Chubb does not comment on individual cases, but a spokesman says the subject of recovery actions in relation to tenants is being discussed between Choice and the ICA’s Consumer Advisory Committee.
“Chubb, as a member of ICA, is participating in these discussions,” the spokesman told insuranceNEWS.com.au. He says the business takes seriously its obligations to operate within the regulatory framework for recovery actions and continuously looks to improve its processes and those of the parties it engages with.
While the consumer advocates have made a point of emphasising that not every landlord insurer is “unfairly” chasing tenants for accidental or unintentional damage, they have ratcheted up their calls for action.
A campaign to ban insurers from aggressive approaches to tenants, and a complaint about the alleged practices has been lodged with the Australian Securities and Investments Commission (ASIC).
ASIC says in an email to insuranceNEWS.com.au that it is “considering the issue”.

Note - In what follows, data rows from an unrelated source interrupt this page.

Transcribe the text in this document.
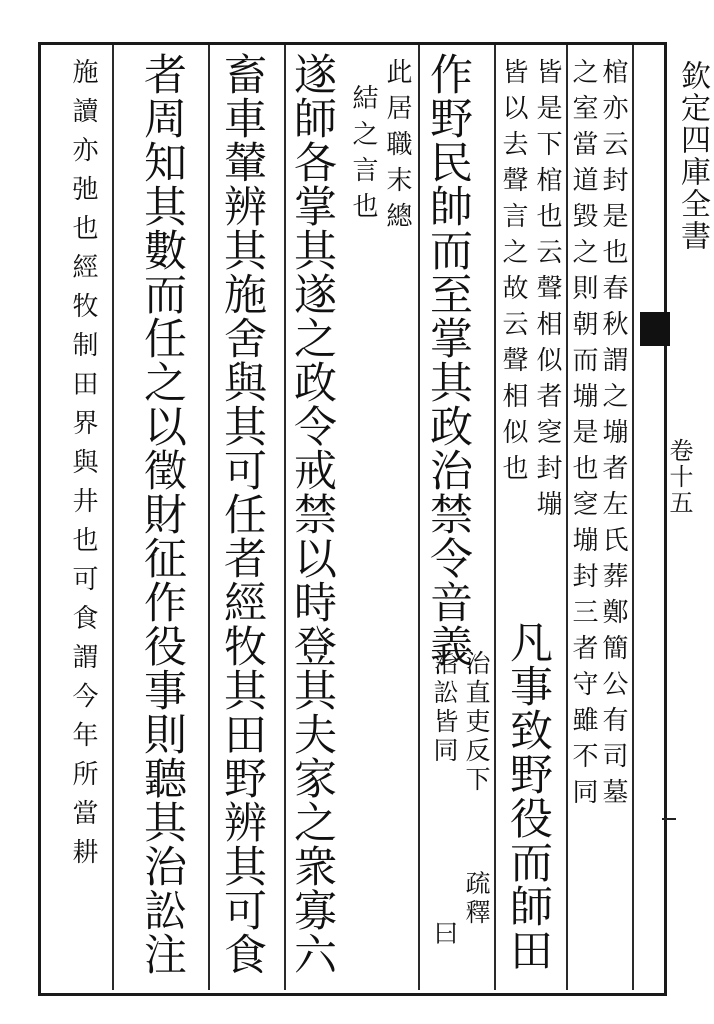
欽定四庫全書
卷十五
棺亦云封是也春秋謂之塴者左氏葬鄭簡公有司墓
之室當道毀之則朝而塴是也窆塴封三者守雖不同
皆是下棺也云聲相似者窆封塴
凡事致野役而師田
皆以去聲言之故云聲相似也
作野民帥而至掌其政治禁令音義
治直吏反下
疏釋
治訟皆同
曰
此居職末總
結之言也
遂師各掌其遂之政令戒禁以時登其夫家之衆寡六
畜車輦辨其施舍與其可任者經牧其田野辨其可食
者周知其數而任之以徵財征作役事則聽其治訟注
施讀亦弛也經牧制田界與井也可食謂今年所當耕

“We are also talking to other regulators as the issue raises broader issues including property and tenancy law, as well as the Australian consumer law,” the corporate watchdog says.
The general insurance industry has worked hard to improve its approach to consumers since the Hayne royal commission. ICA points out the updated General Insurance Code of Practice, introduced on July 1, contains more customer-centric provisions such as cost transparency as well as accountability for distributors and service suppliers.
The code sets the standards that insurers agree to meet when interacting with their customers, committing to openness, fairness and honesty in all their dealings with consumers, the ICA spokesman said.
There is also independent enforcement through the Code Governance Committee, which can impose tough sanctions for breaches.
But with ASIC now considering the matter, the industry has been put on notice. In the post-Hayne new world order, words must be backed up by actions.